Nous déjeunons, je prends un bain, au terme duquel je me vêts d’un pyjama avec lequel je passerai les 52 heures de ma GAV, le chef des baceux ayant refusé que je me vêtisse d’autre chose lors de notre interpellation à domicile.

13h40 : on sonne à la porte. Quatre baceux se présentent : “vous êtes contents de ce que vous avez fait”. Ils fouillent, farfouillent, se saisissent de la caméra qui est en charge, des ordinateurs, celui de mon fils en particulier, la caméra se trouvant dans sa chambre. Mais seule la caméra sera finalement emportée, lors de notre départ, comme pièce à conviction. Un des baceux déclare à mon fils : “c’est étrange, en général les gens comme vous ce sont ceux qu’on protège, pas ceux qu’on embarque” (tout est dit...). Un autre me glisse à l’oreille, parlant à voix basse : “si ça ne tenait qu’à moi, je ne serais pas venu”. On nous signifie, qu’au nom du procureur de la République, nous sommes en GAV à compter de 14h05. On nous menotte dans le dos et nous partons en direction du commissariat du 19ème arrondissement.
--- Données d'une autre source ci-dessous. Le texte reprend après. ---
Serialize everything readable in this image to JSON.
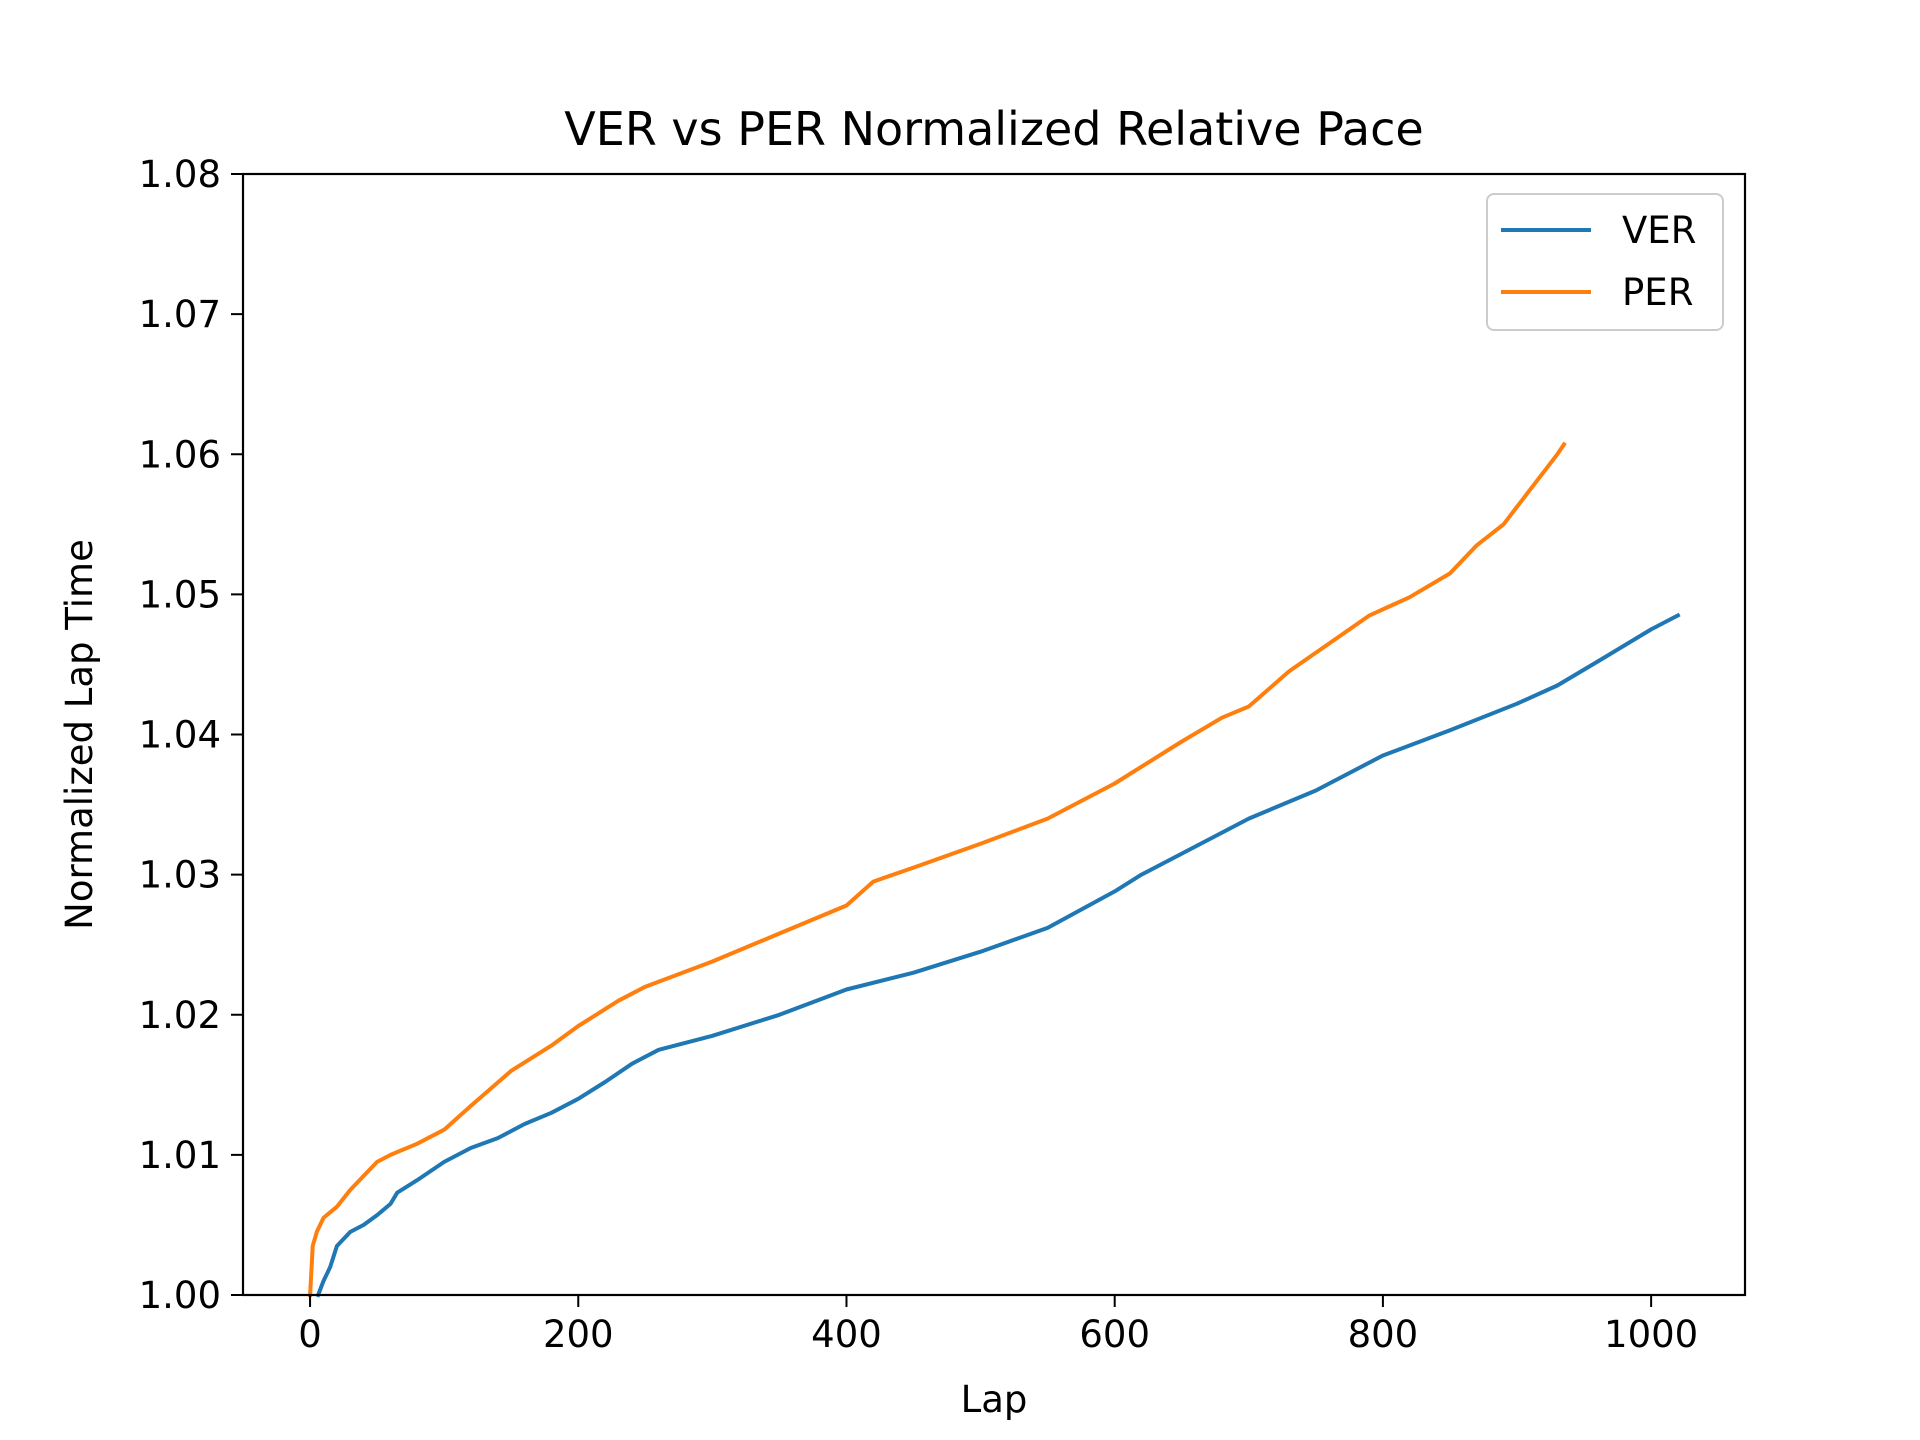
{
  "chart_data": {
    "type": "line",
    "title": "VER vs PER Normalized Relative Pace",
    "xlabel": "Lap",
    "ylabel": "Normalized Lap Time",
    "xlim": [
      -50,
      1070
    ],
    "ylim": [
      1.0,
      1.08
    ],
    "xticks": [
      0,
      200,
      400,
      600,
      800,
      1000
    ],
    "xtick_labels": [
      "0",
      "200",
      "400",
      "600",
      "800",
      "1000"
    ],
    "yticks": [
      1.0,
      1.01,
      1.02,
      1.03,
      1.04,
      1.05,
      1.06,
      1.07,
      1.08
    ],
    "ytick_labels": [
      "1.00",
      "1.01",
      "1.02",
      "1.03",
      "1.04",
      "1.05",
      "1.06",
      "1.07",
      "1.08"
    ],
    "grid": false,
    "legend_position": "top-right",
    "series": [
      {
        "name": "VER",
        "color": "#1f77b4",
        "x": [
          6,
          10,
          15,
          20,
          30,
          40,
          50,
          60,
          65,
          80,
          100,
          120,
          140,
          160,
          180,
          200,
          220,
          240,
          260,
          300,
          350,
          400,
          450,
          500,
          550,
          600,
          620,
          650,
          700,
          750,
          800,
          850,
          900,
          930,
          960,
          1000,
          1020
        ],
        "y": [
          1.0,
          1.001,
          1.002,
          1.0035,
          1.0045,
          1.005,
          1.0057,
          1.0065,
          1.0073,
          1.0082,
          1.0095,
          1.0105,
          1.0112,
          1.0122,
          1.013,
          1.014,
          1.0152,
          1.0165,
          1.0175,
          1.0185,
          1.02,
          1.0218,
          1.023,
          1.0245,
          1.0262,
          1.0288,
          1.03,
          1.0315,
          1.034,
          1.036,
          1.0385,
          1.0403,
          1.0422,
          1.0435,
          1.0452,
          1.0475,
          1.0485
        ]
      },
      {
        "name": "PER",
        "color": "#ff7f0e",
        "x": [
          0,
          2,
          5,
          10,
          20,
          30,
          40,
          50,
          60,
          80,
          100,
          120,
          150,
          180,
          200,
          230,
          250,
          300,
          350,
          400,
          420,
          450,
          500,
          550,
          600,
          650,
          680,
          700,
          730,
          760,
          790,
          820,
          850,
          870,
          890,
          910,
          930,
          935
        ],
        "y": [
          1.0,
          1.0035,
          1.0045,
          1.0055,
          1.0063,
          1.0075,
          1.0085,
          1.0095,
          1.01,
          1.0108,
          1.0118,
          1.0135,
          1.016,
          1.0178,
          1.0192,
          1.021,
          1.022,
          1.0238,
          1.0258,
          1.0278,
          1.0295,
          1.0305,
          1.0322,
          1.034,
          1.0365,
          1.0395,
          1.0412,
          1.042,
          1.0445,
          1.0465,
          1.0485,
          1.0498,
          1.0515,
          1.0535,
          1.055,
          1.0575,
          1.06,
          1.0607
        ]
      }
    ]
  }
}
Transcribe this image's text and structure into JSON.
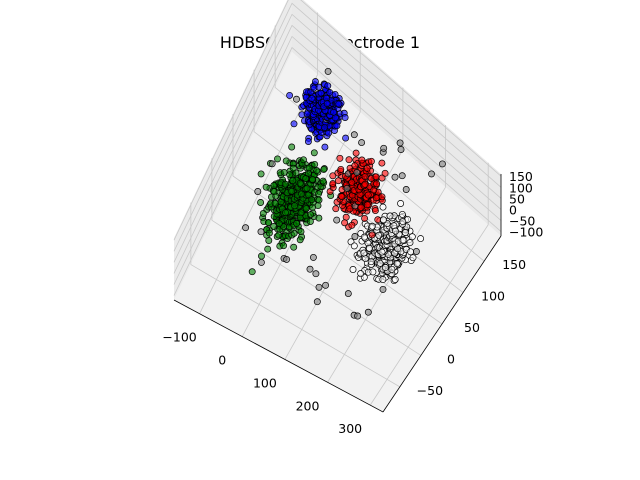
{
  "chart_data": {
    "type": "scatter",
    "projection": "3d",
    "title": "HDBSCAN on Electrode 1",
    "xlabel": "",
    "ylabel": "",
    "zlabel": "",
    "x_ticks": [
      "−100",
      "0",
      "100",
      "200",
      "300"
    ],
    "y_ticks": [
      "−50",
      "0",
      "50",
      "100",
      "150"
    ],
    "z_ticks": [
      "−100",
      "−50",
      "0",
      "50",
      "100",
      "150"
    ],
    "grid": true,
    "clusters": [
      {
        "color": "#0000ff",
        "center": [
          -40,
          140,
          0
        ],
        "spread": [
          18,
          10
        ],
        "count": 300
      },
      {
        "color": "#008000",
        "center": [
          -10,
          45,
          0
        ],
        "spread": [
          22,
          22
        ],
        "count": 420
      },
      {
        "color": "#ff0000",
        "center": [
          90,
          95,
          0
        ],
        "spread": [
          20,
          13
        ],
        "count": 260
      },
      {
        "color": "#ffffff",
        "center": [
          190,
          60,
          0
        ],
        "spread": [
          22,
          18
        ],
        "count": 330
      }
    ],
    "noise": {
      "color": "#808080",
      "count": 45
    }
  }
}
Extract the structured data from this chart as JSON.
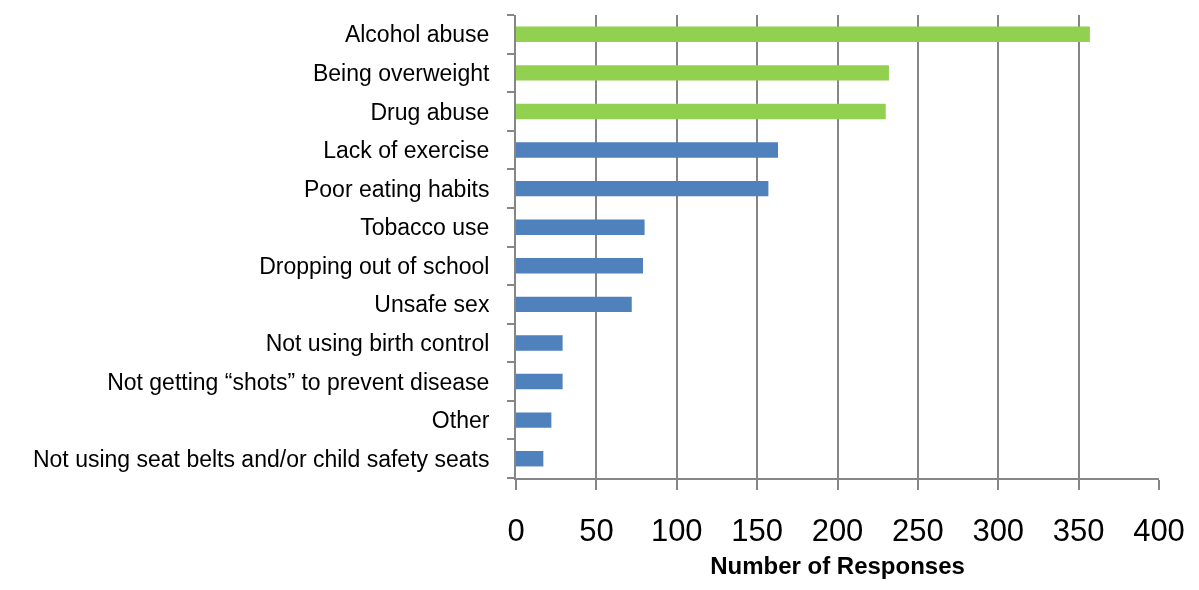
{
  "chart_data": {
    "type": "bar",
    "orientation": "horizontal",
    "xlabel": "Number of Responses",
    "categories": [
      "Alcohol abuse",
      "Being overweight",
      "Drug abuse",
      "Lack of exercise",
      "Poor eating habits",
      "Tobacco use",
      "Dropping out of school",
      "Unsafe sex",
      "Not using birth control",
      "Not getting “shots” to prevent disease",
      "Other",
      "Not using seat belts and/or child safety seats"
    ],
    "values": [
      357,
      232,
      230,
      163,
      157,
      80,
      79,
      72,
      29,
      29,
      22,
      17
    ],
    "colors": [
      "#92d050",
      "#92d050",
      "#92d050",
      "#4f81bd",
      "#4f81bd",
      "#4f81bd",
      "#4f81bd",
      "#4f81bd",
      "#4f81bd",
      "#4f81bd",
      "#4f81bd",
      "#4f81bd"
    ],
    "xlim": [
      0,
      400
    ],
    "xticks": [
      0,
      50,
      100,
      150,
      200,
      250,
      300,
      350,
      400
    ],
    "grid": "x"
  }
}
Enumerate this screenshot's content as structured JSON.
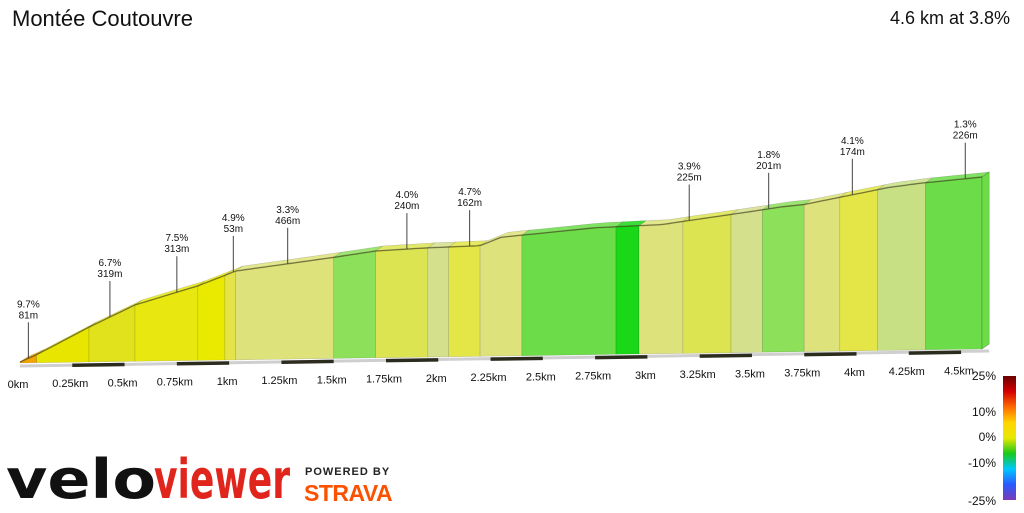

Mon fils dans un véhicule avec deux des flics. Ma fille et moi dans un autre avec les deux autres : “alors ça vous amuse ce que vous avez fait” nous disent-ils, “vous voulez rigoler” dit le chef, “voir ce que c’est”. Il place alors le gyrophare, tout en roulant, actionne la sirène et se met à circuler comme un dératé, voulant par là nous impressionner et nous faire éprouver quelques sensations fortes.

14h15 : arrivée au commissariat du 19ème. On nous dépouille de nos affaires : lacets, ceintures, lunettes, téléphones, clés, etc, bref tout ce que contiennent nos poches... Puis nous montons au 3ème étage pour y être auditionnés. Attente dans le couloir, attente qui sera permanente pour tout, tout du long de nos gardes à vue. De nombreux flics nous font face, nous questionnent, nous sermonnent, moi l’exécrable mère en particulier. On me demande aussi mon métier et j’ai droit, de nouveau, à une couche supplémentaire d’admonestations, moi professeur, moi fonctionnaire, moi chargée de l’éducation des générations futures. On ne manque pas de me dire que je risque d’être radiée de l’éducation nationale, qu’on le souhaite ardemment en tous cas.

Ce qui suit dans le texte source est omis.